Sun Dec 2nd through Sat the 8th, 2018 at Palais des Congrès de Montréal
Summary: This paper proposes a method for conditional image generation by jointly learning "structure" points such as face and body landmarks. The authors propose to use a convolutional neural network with a modified loss to capture the image transformation and landmarks. They evaluate their approach on a set of datasets including CelebA, VoxCeleb, and Human 3.6M. Positive: -The problem addressed is an important problem and the authors attempt to solve it using a well engineered approach. -The results seem to be competitive to some state of the art approaches. Negatives: -The pre-processing using heat maps, normalizing them into probabilities, then using a gaussian kernel to produce the features is a bit heuristic. -The claim in P4 L132-135 saying this is usually done using GANs, it would have been good to show some results and comparison against GAN based methods. Comparison against  for image generation using landmark/control/structure points would have helped. -The use of two networks, landmark network and image generation network, rather than training a joint network seems inefficient. Landmarks and image generation are two complimentary that could be modeled in a joint network.
The paper presents a way to generate a new image from another similar one conditioned on the unsupervised detected landmark points. Although being an interesting way to do style transferring, the techniques used in the work is weakly motivated and did not have major architecture contribution at the level of NIPS. The highlighted distinction of the paper is the learning landmarks together with the generator, but the motivation for doing this is not clear in the text. This limitation involves the undefined meaning of these landmarks and how they represent the “structure” of the image. It would be clearer if the author used correspondence pairs of landmarks in the source and target images. The presentation will need a lot of improvement for further clarity and grammatical correctness. Edit: At a second look at the paper and the rebuttal, I agreed that I have misunderstood the goal of the paper toward image generation. Toward the actual goal of unsupervised learning of landmark points I think the idea is rather neat and creative. I will raise my vote to weak accept hoping that the authors will make the main objective more obvious in their edits.

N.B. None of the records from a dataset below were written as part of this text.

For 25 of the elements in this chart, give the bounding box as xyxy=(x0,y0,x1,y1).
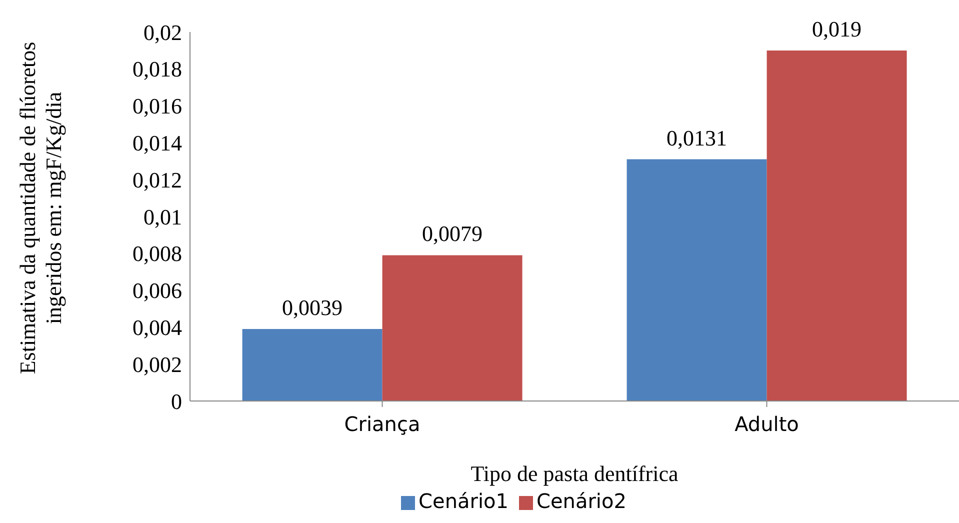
x-tick-label: Adulto xyxy=(734,412,799,436)
data-label: 0,0079 xyxy=(422,221,483,246)
y-tick-label: 0,014 xyxy=(132,130,182,156)
data-label: 0,019 xyxy=(812,16,862,42)
data-label: 0,0131 xyxy=(666,125,728,150)
y-tick-label: 0,012 xyxy=(132,167,182,192)
bar xyxy=(766,50,907,401)
y-tick-label: 0,004 xyxy=(132,315,182,340)
bar xyxy=(626,159,767,401)
data-label: 0,0039 xyxy=(282,295,343,320)
y-tick-label: 0,006 xyxy=(132,278,182,304)
y-tick-label: 0 xyxy=(171,388,182,414)
bar xyxy=(242,329,382,401)
y-tick-label: 0,02 xyxy=(144,20,182,45)
legend-label: Cenário2 xyxy=(536,489,626,513)
y-tick-label: 0,008 xyxy=(132,241,182,266)
bar xyxy=(382,255,522,401)
y-tick-label: 0,016 xyxy=(132,94,182,119)
y-axis-title: Estimativa da quantidade de flúoretos ingeridos em: mgF/Kg/dia xyxy=(15,42,66,374)
y-tick-label: 0,002 xyxy=(132,352,182,377)
y-tick-label: 0,01 xyxy=(144,204,182,230)
y-tick-label: 0,018 xyxy=(132,56,182,82)
legend-label: Cenário1 xyxy=(418,489,508,513)
x-axis-title: Tipo de pasta dentífrica xyxy=(470,461,678,486)
x-tick-label: Criança xyxy=(344,412,420,436)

This paper develops an unsupervised approach to learning image landmarks. The key of the proposed model is a representation bottleneck that only allows landmark information of an image to flow through and be fed to the conditional image generator to recover the image. Experiments show the generality of the method on different types of images. The idea looks clean and quite reasonable. The representation bottleneck ensures only the landmark information is distilled from the image, and other irrelevant information is filtered out. Presentation is clear. Fig.1 is informative and helpful. The quality of the example images (e.g., Fig.3 and 4) should be improved. In particular, the landmarks are hard to see.